Виттория опустила пламенный взор; она сидела, облокотившись на стол, обхватив ладонями свою прекрасную голову с распущенными волосами, спадавшими вниз темным облаком. Вдруг она подняла взгляд, как бы очнувшись от мечтаний, и почти испугалась, увидев поблизости своего брата Фламинио. Девушка встала, что-то тихо шепнула брату, и тот покинул комнату.
— Что с тобой, дочка? — удивленно спросила мать.
— Я только хотела сказать тебе, — ответила она, — и это не должен был слышать мой младший брат, — что я совсем не хочу и никогда не выйду замуж.
— Ты сегодня в странном расположении духа, — парировала мать, — неужели мое дитя может принять подобное решение?

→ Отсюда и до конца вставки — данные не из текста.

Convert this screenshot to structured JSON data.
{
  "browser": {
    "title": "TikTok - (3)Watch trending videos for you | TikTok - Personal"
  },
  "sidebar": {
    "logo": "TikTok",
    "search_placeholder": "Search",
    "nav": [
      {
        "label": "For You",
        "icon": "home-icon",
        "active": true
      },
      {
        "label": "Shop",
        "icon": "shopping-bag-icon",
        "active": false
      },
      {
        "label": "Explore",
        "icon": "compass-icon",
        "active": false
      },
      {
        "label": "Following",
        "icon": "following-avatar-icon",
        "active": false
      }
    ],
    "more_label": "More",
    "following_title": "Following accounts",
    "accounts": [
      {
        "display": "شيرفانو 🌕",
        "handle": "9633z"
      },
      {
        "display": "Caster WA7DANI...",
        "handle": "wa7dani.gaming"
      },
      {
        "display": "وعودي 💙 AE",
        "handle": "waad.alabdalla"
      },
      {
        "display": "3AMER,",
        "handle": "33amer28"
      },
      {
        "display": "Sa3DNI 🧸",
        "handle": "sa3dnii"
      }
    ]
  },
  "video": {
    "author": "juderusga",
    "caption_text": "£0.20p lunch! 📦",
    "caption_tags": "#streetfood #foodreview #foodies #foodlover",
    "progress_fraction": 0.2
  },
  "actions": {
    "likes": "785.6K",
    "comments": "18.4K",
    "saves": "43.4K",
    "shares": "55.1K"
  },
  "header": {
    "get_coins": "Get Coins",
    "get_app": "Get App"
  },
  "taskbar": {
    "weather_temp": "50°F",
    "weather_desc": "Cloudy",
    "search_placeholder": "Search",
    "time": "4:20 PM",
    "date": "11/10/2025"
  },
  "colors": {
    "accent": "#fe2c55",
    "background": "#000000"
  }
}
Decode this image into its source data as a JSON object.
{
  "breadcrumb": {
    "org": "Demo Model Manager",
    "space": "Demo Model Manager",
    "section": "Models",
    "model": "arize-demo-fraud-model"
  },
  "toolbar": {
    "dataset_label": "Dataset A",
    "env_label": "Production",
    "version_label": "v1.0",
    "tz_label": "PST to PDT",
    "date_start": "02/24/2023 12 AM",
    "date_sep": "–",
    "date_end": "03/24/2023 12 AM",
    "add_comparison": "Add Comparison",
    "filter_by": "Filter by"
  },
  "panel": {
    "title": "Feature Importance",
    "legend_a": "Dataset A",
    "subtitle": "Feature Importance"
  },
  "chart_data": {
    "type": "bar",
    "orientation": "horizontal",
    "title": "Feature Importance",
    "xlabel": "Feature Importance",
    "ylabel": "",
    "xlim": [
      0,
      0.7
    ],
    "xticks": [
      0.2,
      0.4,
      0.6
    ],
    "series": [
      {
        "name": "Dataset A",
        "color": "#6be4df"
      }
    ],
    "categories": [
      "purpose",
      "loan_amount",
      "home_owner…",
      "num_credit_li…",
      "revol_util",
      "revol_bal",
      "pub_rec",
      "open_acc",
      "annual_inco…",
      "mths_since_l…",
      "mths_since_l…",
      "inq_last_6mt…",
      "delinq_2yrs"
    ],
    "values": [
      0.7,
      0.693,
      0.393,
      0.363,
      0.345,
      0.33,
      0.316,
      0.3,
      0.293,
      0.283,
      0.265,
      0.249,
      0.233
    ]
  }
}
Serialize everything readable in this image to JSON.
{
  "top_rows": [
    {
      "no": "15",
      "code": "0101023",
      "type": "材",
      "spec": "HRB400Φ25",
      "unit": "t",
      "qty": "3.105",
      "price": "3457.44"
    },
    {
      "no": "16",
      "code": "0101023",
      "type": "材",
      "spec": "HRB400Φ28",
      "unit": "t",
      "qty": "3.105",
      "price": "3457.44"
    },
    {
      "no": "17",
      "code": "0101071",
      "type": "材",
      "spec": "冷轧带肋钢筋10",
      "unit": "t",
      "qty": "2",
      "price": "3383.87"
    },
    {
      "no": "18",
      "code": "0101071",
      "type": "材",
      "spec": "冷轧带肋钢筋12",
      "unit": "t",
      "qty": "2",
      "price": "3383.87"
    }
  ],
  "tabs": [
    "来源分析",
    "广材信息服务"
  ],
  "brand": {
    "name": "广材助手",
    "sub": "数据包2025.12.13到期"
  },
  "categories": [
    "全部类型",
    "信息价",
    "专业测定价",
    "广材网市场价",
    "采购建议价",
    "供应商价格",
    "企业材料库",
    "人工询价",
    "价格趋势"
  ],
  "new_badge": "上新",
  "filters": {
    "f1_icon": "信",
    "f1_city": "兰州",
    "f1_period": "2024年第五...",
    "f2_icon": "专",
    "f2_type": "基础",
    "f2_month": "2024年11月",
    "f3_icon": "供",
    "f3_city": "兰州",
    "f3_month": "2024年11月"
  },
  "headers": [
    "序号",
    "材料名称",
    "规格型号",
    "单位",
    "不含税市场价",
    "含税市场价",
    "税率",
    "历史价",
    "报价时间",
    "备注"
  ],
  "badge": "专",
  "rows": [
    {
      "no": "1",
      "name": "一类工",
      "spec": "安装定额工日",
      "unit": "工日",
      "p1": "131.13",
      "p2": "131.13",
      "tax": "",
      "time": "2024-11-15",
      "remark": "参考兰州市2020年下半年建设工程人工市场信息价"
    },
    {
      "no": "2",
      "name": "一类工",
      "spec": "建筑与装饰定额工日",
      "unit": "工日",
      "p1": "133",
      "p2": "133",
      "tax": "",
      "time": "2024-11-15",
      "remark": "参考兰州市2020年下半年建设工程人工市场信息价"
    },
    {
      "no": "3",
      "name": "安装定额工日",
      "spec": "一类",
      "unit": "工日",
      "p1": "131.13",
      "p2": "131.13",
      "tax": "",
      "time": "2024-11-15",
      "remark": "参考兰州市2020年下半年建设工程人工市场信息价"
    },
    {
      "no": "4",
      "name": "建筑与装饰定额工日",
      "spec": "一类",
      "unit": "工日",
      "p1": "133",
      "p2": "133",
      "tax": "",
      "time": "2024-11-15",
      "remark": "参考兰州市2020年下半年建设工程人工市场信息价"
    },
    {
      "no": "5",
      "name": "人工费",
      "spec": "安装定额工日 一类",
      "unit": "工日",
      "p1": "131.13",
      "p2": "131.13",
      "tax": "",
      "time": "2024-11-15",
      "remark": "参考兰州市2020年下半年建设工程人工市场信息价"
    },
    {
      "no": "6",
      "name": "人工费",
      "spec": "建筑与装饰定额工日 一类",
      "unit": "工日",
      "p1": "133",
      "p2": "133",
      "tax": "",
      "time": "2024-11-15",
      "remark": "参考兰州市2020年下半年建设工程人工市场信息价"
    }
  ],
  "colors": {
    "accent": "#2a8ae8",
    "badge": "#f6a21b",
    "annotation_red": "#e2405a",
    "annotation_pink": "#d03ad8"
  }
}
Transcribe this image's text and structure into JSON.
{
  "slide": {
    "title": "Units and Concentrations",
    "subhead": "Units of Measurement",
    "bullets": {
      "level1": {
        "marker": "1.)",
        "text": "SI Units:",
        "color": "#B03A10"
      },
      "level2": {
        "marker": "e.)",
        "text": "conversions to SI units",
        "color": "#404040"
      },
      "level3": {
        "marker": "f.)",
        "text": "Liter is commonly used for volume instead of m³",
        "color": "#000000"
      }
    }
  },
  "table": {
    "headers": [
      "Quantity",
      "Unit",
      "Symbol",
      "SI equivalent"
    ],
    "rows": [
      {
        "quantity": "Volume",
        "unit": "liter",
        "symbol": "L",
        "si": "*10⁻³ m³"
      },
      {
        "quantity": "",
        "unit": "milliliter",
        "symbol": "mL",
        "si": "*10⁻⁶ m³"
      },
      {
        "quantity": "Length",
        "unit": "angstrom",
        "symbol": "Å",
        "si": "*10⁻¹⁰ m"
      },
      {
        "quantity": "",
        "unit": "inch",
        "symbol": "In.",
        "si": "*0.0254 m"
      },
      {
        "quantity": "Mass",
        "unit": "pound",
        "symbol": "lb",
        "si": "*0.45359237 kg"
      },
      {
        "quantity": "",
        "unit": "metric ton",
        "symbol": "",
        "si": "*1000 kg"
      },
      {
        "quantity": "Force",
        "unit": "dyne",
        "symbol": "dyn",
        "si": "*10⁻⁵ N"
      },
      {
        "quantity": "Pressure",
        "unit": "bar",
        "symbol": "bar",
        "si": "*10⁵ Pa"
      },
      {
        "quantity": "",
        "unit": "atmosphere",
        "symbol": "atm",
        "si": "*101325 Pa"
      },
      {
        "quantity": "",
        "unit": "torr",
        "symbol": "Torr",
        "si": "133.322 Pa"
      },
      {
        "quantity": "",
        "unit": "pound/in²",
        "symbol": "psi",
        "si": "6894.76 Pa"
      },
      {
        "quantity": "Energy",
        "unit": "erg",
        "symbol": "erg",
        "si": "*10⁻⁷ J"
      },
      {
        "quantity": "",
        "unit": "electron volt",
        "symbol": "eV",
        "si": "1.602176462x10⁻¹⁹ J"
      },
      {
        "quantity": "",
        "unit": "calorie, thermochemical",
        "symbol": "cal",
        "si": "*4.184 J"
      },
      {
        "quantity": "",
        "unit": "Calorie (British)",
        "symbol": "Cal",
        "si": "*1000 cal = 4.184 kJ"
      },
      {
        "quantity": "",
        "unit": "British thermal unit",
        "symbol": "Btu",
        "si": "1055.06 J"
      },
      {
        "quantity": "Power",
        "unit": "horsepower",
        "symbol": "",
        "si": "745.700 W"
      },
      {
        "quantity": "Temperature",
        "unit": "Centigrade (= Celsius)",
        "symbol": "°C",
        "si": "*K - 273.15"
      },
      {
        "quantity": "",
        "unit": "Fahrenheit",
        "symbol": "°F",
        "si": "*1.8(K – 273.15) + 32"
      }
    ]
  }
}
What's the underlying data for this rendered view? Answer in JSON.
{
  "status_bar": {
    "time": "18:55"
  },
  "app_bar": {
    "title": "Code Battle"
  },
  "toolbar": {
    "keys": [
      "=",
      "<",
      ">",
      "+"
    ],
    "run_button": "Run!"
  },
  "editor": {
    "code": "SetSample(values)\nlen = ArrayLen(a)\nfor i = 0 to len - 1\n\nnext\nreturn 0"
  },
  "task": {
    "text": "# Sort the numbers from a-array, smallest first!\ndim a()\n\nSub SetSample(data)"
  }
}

— Я хорошо вижу, мама, что, несмотря на свою любовь, ты меня недостаточно знаешь, — заявила Виттория в глубоком волнении. — Что нам пользы от книг, общения с умными людьми, знания прошлого и всего, чему учат нас поэты и мудрецы, если всё это пройдет и не оставит в нас, как в камне, никакого следа и не скажет нашему духу: вставай, наступил утренний час, позови из всех уголков своего сердца и разума слуг, чтобы они принялись за работу, и в волнах крови проснулись решения и силы, превращающие духовное, невидимое в настоящее, реальное. Да, мама, я так создана, что ощущаю страх перед всеми мужчинами при мысли, что должна принадлежать им и принести себя в жертву. Ты только вглядись в них, даже в самых лучших, самых благородных, каких мы знаем: как алчны, бедны духом, ничтожны и тщеславны все они, когда оставят робость первых попыток и покажут себя в настоящем свете. Эта жалкая похотливость, проступающая в каждой черточке при слове «любовь» или «красота», эта тупая язвительная добродетель, выставляемая напоказ теми, кто хочет прослыть нравственным, эта услужливость и льстивая угодливость перед женщинами, которых сами же они презирают в глубине души, — о Боже! Чтобы в таком окружении сохранить свой веселый нрав, я должна забыться в тумане легкомыслия и усыпить свою проницательность. И этим ничтожным, бессердечным, жадным до денег, почетных мест и похвалы великих отдать сокровище моей невинности, мое целомудрие и чистоту, как отдают пищу, посуду, книгу или что-то неживое? И — я могу думать об этом назначении нашей жизни только с ужасом — как из шкафа, из живого гроба, в муках из меня должно быть вынуто существо — часть меня и все-таки не я, которое в своих первых проблесках сознания узнаёт меня так же мало, может быть, даже меньше, чем гвоздика, которую я выращиваю в своем горшке. От одной только мысли об этом мне становится жутко. И пережить это страдание, этот страх, это отвращение, действительно пережить, я не смогу. До чего верно ты поступала, мама, когда не прятала от меня наших Банделло, Боккаччо и блестящего Ариосто{26}, подобно другим матерям, ибо вместо того чтобы прельщать, эта так называемая любовь, всегда стремящаяся к одной ужасной цели, эта всепоглощающая страсть стали для меня ненавистны.